Dans le même temps, Salif Bictogo qui était le président du conseil d’administration de Greensol est annoncé démissionnaire après avoir obtenu un marché de 17 milliards et remplacé par l’homme de main d’Adama Bictogo c’est-à-dire Poby Angbomin Eric. Ce qui permet de déduire qu’en réalité, « Greensol » a été créée par le ministre Adama Bictogo. Salif Bictogo n’a donc été qu’un prête-nom, le temps de remporter l’appel d’offre.
Ils sont décidément très forts les Bictogo. Et on voudrait nous mener en bateau ? Que ne gagne-t-on pas dans cette affaire au point de nous faire croire que Greensol est une entreprise française ?
Résumons L’histoire, voulez-vous ?
D’abord, au ministère de la salubrité urbaine où nous avons appelé pour nous informer, l’on nous a appris que le ministère n’a, à aucun moment, participé au processus qui a abouti au choix de Greensol et Satarem. Et que tout s’est passé à la Direction des marchés publics. Mais là-bas, l’on nous a juré qu’au contraire, c’est le ministère de la salubrité urbaine qui a tout goupillé au niveau de son appel d’offre restreint auquel la Direction des marchés publics n’a été associée, à aucun moment. Ensuite, aucune société n’existe dans ce monde sous le nom Satarem Greensol.
D’ailleurs, quand on fait une recherche sur internet sur ce nom Satarem Greensol, on est tout de suite reconduit au point de presse de la ministre tenu le 23 janvier 2011. C’est ce jour que, pour la première fois, ce nom a été prononcé. D’accord ? Il y a donc Satarem, entreprise française intervenant dans la valorisation des déchets solides et qui a été créée en 1992. Et il y a Greensol, société créée le 23 novembre 2011 uniquement en vue de ce marché de 17 milliards qu’il a comme par hasard remporté. Alors qu’elle n’a aucune expertise, aucune expérience et n’a jamais ramassé le moindre sachet d’eau, ni à Abidjan ni ailleurs.

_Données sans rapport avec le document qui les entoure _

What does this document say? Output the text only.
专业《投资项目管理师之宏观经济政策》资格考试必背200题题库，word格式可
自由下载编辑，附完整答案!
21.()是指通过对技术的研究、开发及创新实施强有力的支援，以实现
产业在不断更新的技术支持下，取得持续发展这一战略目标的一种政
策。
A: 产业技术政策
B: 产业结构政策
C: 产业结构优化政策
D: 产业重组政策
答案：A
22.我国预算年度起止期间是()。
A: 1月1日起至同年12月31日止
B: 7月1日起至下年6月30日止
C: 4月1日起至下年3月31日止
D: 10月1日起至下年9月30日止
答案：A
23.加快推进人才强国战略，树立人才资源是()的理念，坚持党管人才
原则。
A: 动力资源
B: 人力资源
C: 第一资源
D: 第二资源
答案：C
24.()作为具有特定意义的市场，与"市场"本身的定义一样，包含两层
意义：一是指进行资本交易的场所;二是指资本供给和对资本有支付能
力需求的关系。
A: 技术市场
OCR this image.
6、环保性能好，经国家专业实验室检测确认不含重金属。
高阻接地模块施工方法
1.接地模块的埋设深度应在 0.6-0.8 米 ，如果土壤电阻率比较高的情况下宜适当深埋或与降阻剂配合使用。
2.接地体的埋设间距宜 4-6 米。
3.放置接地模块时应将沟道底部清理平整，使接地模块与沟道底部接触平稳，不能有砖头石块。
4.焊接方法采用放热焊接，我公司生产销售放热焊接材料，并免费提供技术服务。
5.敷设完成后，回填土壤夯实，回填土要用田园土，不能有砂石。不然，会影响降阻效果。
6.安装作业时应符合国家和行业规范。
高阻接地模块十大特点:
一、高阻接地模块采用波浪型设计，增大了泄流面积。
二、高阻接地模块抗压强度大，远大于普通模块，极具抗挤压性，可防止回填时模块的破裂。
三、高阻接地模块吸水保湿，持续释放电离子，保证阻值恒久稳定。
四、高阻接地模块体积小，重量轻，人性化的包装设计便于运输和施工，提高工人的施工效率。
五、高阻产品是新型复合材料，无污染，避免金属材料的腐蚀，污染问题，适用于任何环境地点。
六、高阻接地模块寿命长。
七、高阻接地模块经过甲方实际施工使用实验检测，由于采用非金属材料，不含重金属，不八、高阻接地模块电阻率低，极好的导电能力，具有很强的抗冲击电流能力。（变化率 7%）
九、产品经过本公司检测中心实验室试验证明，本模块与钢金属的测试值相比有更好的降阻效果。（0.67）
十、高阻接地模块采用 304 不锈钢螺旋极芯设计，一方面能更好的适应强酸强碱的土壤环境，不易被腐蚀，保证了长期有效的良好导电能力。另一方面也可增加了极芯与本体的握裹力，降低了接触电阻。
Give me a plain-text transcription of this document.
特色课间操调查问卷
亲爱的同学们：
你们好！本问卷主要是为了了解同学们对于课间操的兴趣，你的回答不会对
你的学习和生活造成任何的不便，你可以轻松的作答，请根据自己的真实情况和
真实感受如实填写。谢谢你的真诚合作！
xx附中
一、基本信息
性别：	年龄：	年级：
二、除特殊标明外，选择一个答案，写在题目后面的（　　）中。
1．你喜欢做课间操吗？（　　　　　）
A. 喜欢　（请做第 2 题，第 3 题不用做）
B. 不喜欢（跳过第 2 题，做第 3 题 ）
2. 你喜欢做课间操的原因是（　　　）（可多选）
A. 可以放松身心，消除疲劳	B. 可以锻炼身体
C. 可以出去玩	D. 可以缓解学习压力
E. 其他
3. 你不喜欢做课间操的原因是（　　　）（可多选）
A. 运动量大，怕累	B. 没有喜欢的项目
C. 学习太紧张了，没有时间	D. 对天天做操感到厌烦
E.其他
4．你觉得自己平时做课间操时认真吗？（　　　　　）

En plus, en moins de deux mois, elle a connu deux Pca. Salif Bictogo, grand frère d’Adama Bictogo, ministre de l’intégration africaine dans le gouvernement actuel. Salif Bictogo, après que Greensol a remporté le marché et avant que Anne Ouloto ne rende public le nom de l’opérateur retenu le 23 janvier, a été prié de se mettre de côté pour ne pas attirer l’attention. Mais celui qui a pris sa place, Poby Angboman Eric n’est pas un inconnu. Il est l’homme de main d’Adama Bictogo. Il a été jusqu’en juin 2011, le directeur général de SNEDAI, l’entreprise créée par Adama Bictogo le 26 octobre 2007 et qui deux mois plus tard (ils sont trop forts), soit le 10 décembre 2007, a obtenu, en association avec Zeste-France (grâce à la Primature?), le marché de la production de passeports ordinaires biométriques à puces électroniques en Côte d’Ivoire.
Un marché de plusieurs milliards. C’était déjà, sous le président Gbagbo et un certain Guillaume Soro qui venait de déposer depuis avril 2007, ses petites valises à la Primature. L’histoire s’est-elle répétée ? Le 23 novembre 2011, Salif ou Adama Bictogo a créé Greensol. Deux mois plus tard, comme en 2007, Greensol remporte les yeux fermés, un autre marché de plusieurs milliards. Vous comprenez tout à présent ? Quoi ? Il y aurait eu délit d’initié ? Mais non !
La ministre dit que Greensol a une expertise reconnue dans le monde entier. Et c’est cela, le fin mot de cette histoire finalement très compliquée à expliquer dans un journal aussi jeune que « L’Eléphant Déchaîné » qui n’est né que le 28 octobre 2011 et qui déjà, raconte beaucoup d’histoires vraies sur ce qui se passe dans certains ministères où la mal gouvernance et l’affairisme sont érigés en règle d’or.
Depuis que c’est le tour du Rdr de rattraper ses retards.